Barnes spoke up, delighted. “He’s known for not inviting many, Dr. Latouche. You should feel honored. This could be a legendary evening for us.”
Coots looked at the boy, who had become too chummy.
“How about just an old-timers’ chat, the two of us?” said Coots. “This is no rebuke, Barnes.”
“Sorry. Not at all. I go to the gym, anyway, when he goes shooting. I could be nearby, however.”
“Then it’s fixed. I’m feeling better all the time,” said Latouche. “Let me ask you something. Why did Billy the Kid kill so many?”
“¿Quien es?” chuckled Coots. These were the Kid’s last words before being gunned down by Pat Garrett. “I’m not sure. It was a sort of war, the Lincoln County thing. It wasn’t twenty-one, not nearly that. But I’d imagine it got in his blood, very early, when he was attacked by a bully with a knife. Rather like a drug addiction.

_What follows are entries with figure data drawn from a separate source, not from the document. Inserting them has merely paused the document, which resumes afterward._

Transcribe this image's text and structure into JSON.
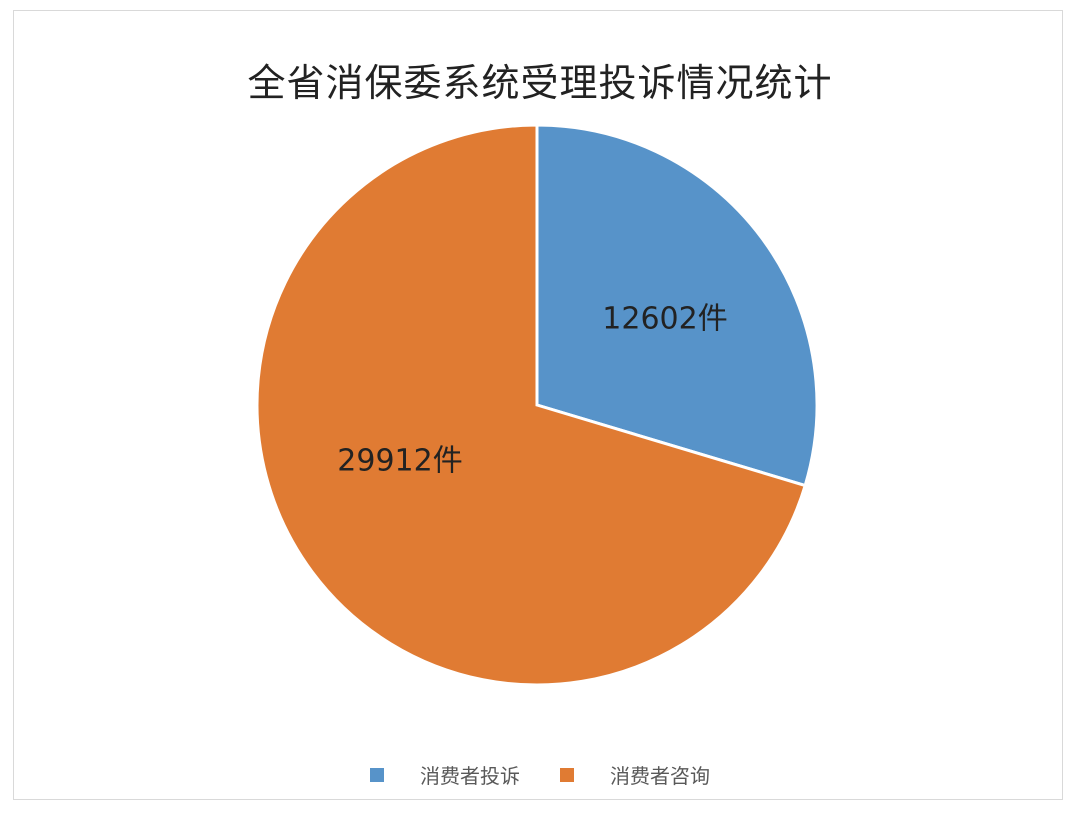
{
  "chart_data": {
    "type": "pie",
    "title": "全省消保委系统受理投诉情况统计",
    "categories": [
      "消费者投诉",
      "消费者咨询"
    ],
    "values": [
      12602,
      29912
    ],
    "data_labels": [
      "12602件",
      "29912件"
    ],
    "colors": [
      "#5793c9",
      "#e07b33"
    ],
    "start_angle": "top",
    "direction": "clockwise",
    "legend_position": "bottom"
  }
}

I’ve studied killers. Now let me ask you: When you shoot, who are you shooting, mentally? What kind of enemies does a man like you have?”
The old doctor was surprised. “Well. . quite zero. It’s all mental, a sport.”
“Come now. You’re too good at it. Some emotion belongs, surely.”
“I’ve no enemies I know of.”
“Life has treated you nicely. No malpractice suit, say, totally unjust. The lawyers. You’ve known women . Some yapping gash that bilked you. Tell me too, that somewhere in the world of money there wasn’t. . And you were in the war, no?”
Coots hardly ever beseeched this much. Even when directly interviewed, for money, he’d not shown this zeal.
“Downrange there you must see some Nazi, some Commie, hippie, queer, black mugger, proponent of socialized medicine, or, really, man a—” Coots almost said cat , as a joke. He looked at Riley Barnes, intense and worshipful, vastly enjoying, and lucky. “Mengele, a Stalin, a Klansman.”
“Not at all. I’m afraid you’re making me sound like a man of no passion. What do you shoot, Coots?”
“Everything. Old age.”
This created high giggles in the other two. Poor men, was he that interesting to them? A scholar, a dreamer, and rather a drudge is what Coots thought he was. He yearned for the character of William Bonney.
“I suppose people who don’t hate don’t write,” said the doctor. “With surgery, I was rarely conscious of a person. Another thing entirely. Never have I felt the necessity, either, to interpret the universe. It was mainly just one piece of work, then another.”